Greenpeace researchers based at Exeter University tested samples from 29 water courses across 10 European countries, including two rivers in the UK.
All 29 of the rivers and canals selected tested positive for multiple pesticides, the researchers found.
The highest level was in a Belgian canal where 70 different pesticides were identified. In 13 waterways concentrations of at least one chemical exceeded European safety limits.
The neonicotinoid insecticides imidacloprid and clothianidin were the most likely to be found above the safety limits. Among the pesticides found, 24 were no longer licensed for use.
However, researchers pointed out that the presence of unlicensed pesticides did not necessarily mean they were still being used illegally.
They could have been used before the bans came into force, the research team suggested.
Of the 103 pesticides identified, half were herbicides while the remainder were fungicides or insecticides.
Most of the veterinary drugs found were antimicrobials with the β-lactam antibiotic dicloxacillin – a type of penicillin – present in two thirds of the analysed samples.
Report co-author Paul Johnston, stressed that the work was not “a case of us versus farmers or water companies”.
“Farmers don’t want to pollute rivers, and water companies don’t want to have to remove all that pollution again downstream.”
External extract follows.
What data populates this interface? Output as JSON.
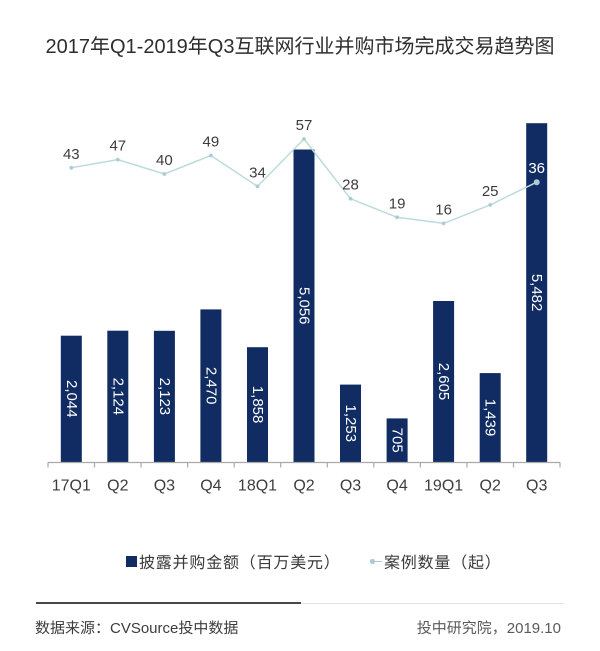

Bayer spokesman Julian Little said Greenpeace’s study was a demonstration of how it was possible to use sophisticated, modern tests to find tiny amounts of pesticide in water.
But he added that the study should not be seen as reflecting a worsening picture.
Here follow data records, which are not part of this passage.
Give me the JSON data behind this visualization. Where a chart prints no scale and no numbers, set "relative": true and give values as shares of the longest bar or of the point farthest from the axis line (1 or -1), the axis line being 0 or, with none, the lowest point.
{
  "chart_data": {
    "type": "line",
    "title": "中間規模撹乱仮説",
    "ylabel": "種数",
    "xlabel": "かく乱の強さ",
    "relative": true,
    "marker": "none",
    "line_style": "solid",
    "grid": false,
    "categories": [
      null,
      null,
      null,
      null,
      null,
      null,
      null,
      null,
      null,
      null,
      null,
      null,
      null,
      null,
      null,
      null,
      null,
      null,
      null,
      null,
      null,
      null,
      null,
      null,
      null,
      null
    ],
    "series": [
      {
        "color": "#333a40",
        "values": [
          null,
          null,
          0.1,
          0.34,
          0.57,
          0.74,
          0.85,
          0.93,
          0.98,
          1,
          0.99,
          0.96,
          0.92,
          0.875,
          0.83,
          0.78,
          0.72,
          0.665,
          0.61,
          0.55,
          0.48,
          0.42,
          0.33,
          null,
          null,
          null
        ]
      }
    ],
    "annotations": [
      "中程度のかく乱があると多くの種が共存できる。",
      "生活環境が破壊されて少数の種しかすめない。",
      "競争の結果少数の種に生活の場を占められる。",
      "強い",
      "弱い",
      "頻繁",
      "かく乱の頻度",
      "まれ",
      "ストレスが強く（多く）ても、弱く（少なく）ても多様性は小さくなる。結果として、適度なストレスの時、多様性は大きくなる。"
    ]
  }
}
Working with farmers and environment groups through the Voluntary Initiative and Catchment Sensitive Farming, the industry is helping to cut the level of pesticides and vet medicines that are reaching waterways, he said.
“We are winning the battle to reduce the amount of pesticide in water courses.
“Top predators like otters and osprey are returning to rivers, indicating there is a more abundant aquatic wildlife to sustain them,” Dr Little said.
However, he added that the improvements should not encourage complacency.
“We must continue to work hard to reduce the amount of pesticide in water still further.”
The study took samples from waterways in Austria, Belgium, Germany, Denmark, France, Italy, the Netherlands, Poland, Spain and the UK.
The UK sampling was carried out close to Exeter University in the rivers Otter and Tale, both in Devon.
The paper, published in the journal Science of the Total Environment, is entitled: “Screening of pesticides and veterinary drugs in small streams in the European Union by liquid chromatography high resolution mass spectrometry.”